Cerpen | Di Manakah Kubur yang Tepat buat Mayatku Ini?
Oleh: Bonari Nabonenar
MENJADI guru sekolah dasar adalah cita-cita Sutragi sejak ia masih duduk di bangku kelas rendah. Sekolah dasar. Sebab, hanya itu profesi paling terhormat yang ia lihat. Sutragi kecil tidak pernah bertemu pegawai bank, dokter, pegawai kecamatan, dan lain-lain. Di Desa Jumawut, tempat Sutragi lahir dan menamatkan sekolah dasarnya, ada tiga orang pegawai negeri yang bukan guru.
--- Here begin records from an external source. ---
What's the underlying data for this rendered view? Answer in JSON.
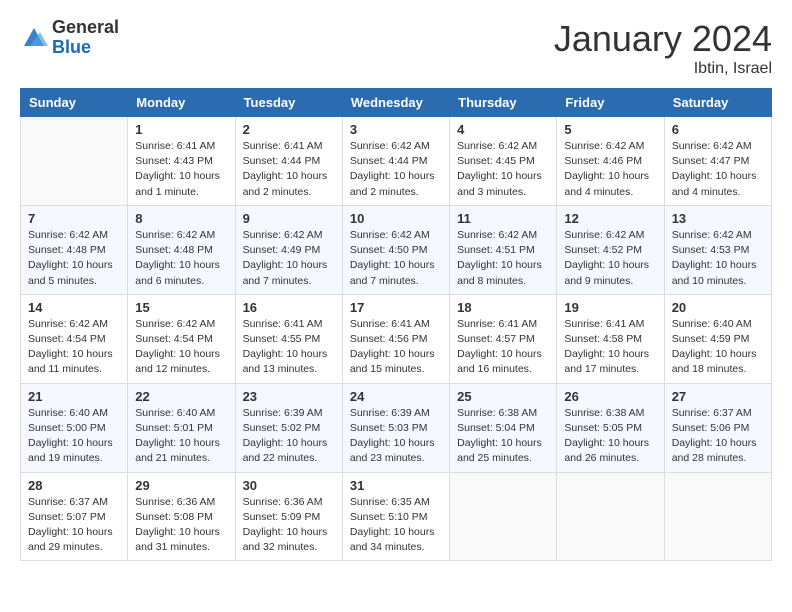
{
  "logo": {
    "general": "General",
    "blue": "Blue"
  },
  "header": {
    "month": "January 2024",
    "location": "Ibtin, Israel"
  },
  "weekdays": [
    "Sunday",
    "Monday",
    "Tuesday",
    "Wednesday",
    "Thursday",
    "Friday",
    "Saturday"
  ],
  "weeks": [
    [
      {
        "day": "",
        "sunrise": "",
        "sunset": "",
        "daylight": ""
      },
      {
        "day": "1",
        "sunrise": "Sunrise: 6:41 AM",
        "sunset": "Sunset: 4:43 PM",
        "daylight": "Daylight: 10 hours and 1 minute."
      },
      {
        "day": "2",
        "sunrise": "Sunrise: 6:41 AM",
        "sunset": "Sunset: 4:44 PM",
        "daylight": "Daylight: 10 hours and 2 minutes."
      },
      {
        "day": "3",
        "sunrise": "Sunrise: 6:42 AM",
        "sunset": "Sunset: 4:44 PM",
        "daylight": "Daylight: 10 hours and 2 minutes."
      },
      {
        "day": "4",
        "sunrise": "Sunrise: 6:42 AM",
        "sunset": "Sunset: 4:45 PM",
        "daylight": "Daylight: 10 hours and 3 minutes."
      },
      {
        "day": "5",
        "sunrise": "Sunrise: 6:42 AM",
        "sunset": "Sunset: 4:46 PM",
        "daylight": "Daylight: 10 hours and 4 minutes."
      },
      {
        "day": "6",
        "sunrise": "Sunrise: 6:42 AM",
        "sunset": "Sunset: 4:47 PM",
        "daylight": "Daylight: 10 hours and 4 minutes."
      }
    ],
    [
      {
        "day": "7",
        "sunrise": "Sunrise: 6:42 AM",
        "sunset": "Sunset: 4:48 PM",
        "daylight": "Daylight: 10 hours and 5 minutes."
      },
      {
        "day": "8",
        "sunrise": "Sunrise: 6:42 AM",
        "sunset": "Sunset: 4:48 PM",
        "daylight": "Daylight: 10 hours and 6 minutes."
      },
      {
        "day": "9",
        "sunrise": "Sunrise: 6:42 AM",
        "sunset": "Sunset: 4:49 PM",
        "daylight": "Daylight: 10 hours and 7 minutes."
      },
      {
        "day": "10",
        "sunrise": "Sunrise: 6:42 AM",
        "sunset": "Sunset: 4:50 PM",
        "daylight": "Daylight: 10 hours and 7 minutes."
      },
      {
        "day": "11",
        "sunrise": "Sunrise: 6:42 AM",
        "sunset": "Sunset: 4:51 PM",
        "daylight": "Daylight: 10 hours and 8 minutes."
      },
      {
        "day": "12",
        "sunrise": "Sunrise: 6:42 AM",
        "sunset": "Sunset: 4:52 PM",
        "daylight": "Daylight: 10 hours and 9 minutes."
      },
      {
        "day": "13",
        "sunrise": "Sunrise: 6:42 AM",
        "sunset": "Sunset: 4:53 PM",
        "daylight": "Daylight: 10 hours and 10 minutes."
      }
    ],
    [
      {
        "day": "14",
        "sunrise": "Sunrise: 6:42 AM",
        "sunset": "Sunset: 4:54 PM",
        "daylight": "Daylight: 10 hours and 11 minutes."
      },
      {
        "day": "15",
        "sunrise": "Sunrise: 6:42 AM",
        "sunset": "Sunset: 4:54 PM",
        "daylight": "Daylight: 10 hours and 12 minutes."
      },
      {
        "day": "16",
        "sunrise": "Sunrise: 6:41 AM",
        "sunset": "Sunset: 4:55 PM",
        "daylight": "Daylight: 10 hours and 13 minutes."
      },
      {
        "day": "17",
        "sunrise": "Sunrise: 6:41 AM",
        "sunset": "Sunset: 4:56 PM",
        "daylight": "Daylight: 10 hours and 15 minutes."
      },
      {
        "day": "18",
        "sunrise": "Sunrise: 6:41 AM",
        "sunset": "Sunset: 4:57 PM",
        "daylight": "Daylight: 10 hours and 16 minutes."
      },
      {
        "day": "19",
        "sunrise": "Sunrise: 6:41 AM",
        "sunset": "Sunset: 4:58 PM",
        "daylight": "Daylight: 10 hours and 17 minutes."
      },
      {
        "day": "20",
        "sunrise": "Sunrise: 6:40 AM",
        "sunset": "Sunset: 4:59 PM",
        "daylight": "Daylight: 10 hours and 18 minutes."
      }
    ],
    [
      {
        "day": "21",
        "sunrise": "Sunrise: 6:40 AM",
        "sunset": "Sunset: 5:00 PM",
        "daylight": "Daylight: 10 hours and 19 minutes."
      },
      {
        "day": "22",
        "sunrise": "Sunrise: 6:40 AM",
        "sunset": "Sunset: 5:01 PM",
        "daylight": "Daylight: 10 hours and 21 minutes."
      },
      {
        "day": "23",
        "sunrise": "Sunrise: 6:39 AM",
        "sunset": "Sunset: 5:02 PM",
        "daylight": "Daylight: 10 hours and 22 minutes."
      },
      {
        "day": "24",
        "sunrise": "Sunrise: 6:39 AM",
        "sunset": "Sunset: 5:03 PM",
        "daylight": "Daylight: 10 hours and 23 minutes."
      },
      {
        "day": "25",
        "sunrise": "Sunrise: 6:38 AM",
        "sunset": "Sunset: 5:04 PM",
        "daylight": "Daylight: 10 hours and 25 minutes."
      },
      {
        "day": "26",
        "sunrise": "Sunrise: 6:38 AM",
        "sunset": "Sunset: 5:05 PM",
        "daylight": "Daylight: 10 hours and 26 minutes."
      },
      {
        "day": "27",
        "sunrise": "Sunrise: 6:37 AM",
        "sunset": "Sunset: 5:06 PM",
        "daylight": "Daylight: 10 hours and 28 minutes."
      }
    ],
    [
      {
        "day": "28",
        "sunrise": "Sunrise: 6:37 AM",
        "sunset": "Sunset: 5:07 PM",
        "daylight": "Daylight: 10 hours and 29 minutes."
      },
      {
        "day": "29",
        "sunrise": "Sunrise: 6:36 AM",
        "sunset": "Sunset: 5:08 PM",
        "daylight": "Daylight: 10 hours and 31 minutes."
      },
      {
        "day": "30",
        "sunrise": "Sunrise: 6:36 AM",
        "sunset": "Sunset: 5:09 PM",
        "daylight": "Daylight: 10 hours and 32 minutes."
      },
      {
        "day": "31",
        "sunrise": "Sunrise: 6:35 AM",
        "sunset": "Sunset: 5:10 PM",
        "daylight": "Daylight: 10 hours and 34 minutes."
      },
      {
        "day": "",
        "sunrise": "",
        "sunset": "",
        "daylight": ""
      },
      {
        "day": "",
        "sunrise": "",
        "sunset": "",
        "daylight": ""
      },
      {
        "day": "",
        "sunrise": "",
        "sunset": "",
        "daylight": ""
      }
    ]
  ]
}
Mereka masing-masing bekerja sebagai: kuli ratan, mandor ratan, dan seorang lagi mandor kawat. Tetapi, guru tetaplah profesi dambaan Sutragi. Ia lahir dari rahim perempuan yang kemudian menjadi guru.
Orang tua biasanya menginginkan anak-anaknya menjadi orang dengan capaian-capaian lebih dari yang mereka dapatkan. Tetapi, tidak demikian orang tua Sutragi.
Ibu Sutragi seorang guru sekolah dasar, yang hanya mengidamkan anaknya menjadi guru. Guru yang mendapatkan posisinya dengan terlebih dulu membuktikan lulus dari sekolah pendidikan guru. Bukan seperti dirinya, yang menjadi guru karena keberuntungan. Sebagai salah seorang siswi yang menonjol di kelasnya, pak kepala sekolah menganjurkannya segera mengikuti kelompok belajar paket agar mendapatkan ijazah setara SMP. Lalu meneruskan kursus pendidikan guru sambil menjadi guru sukarelawati.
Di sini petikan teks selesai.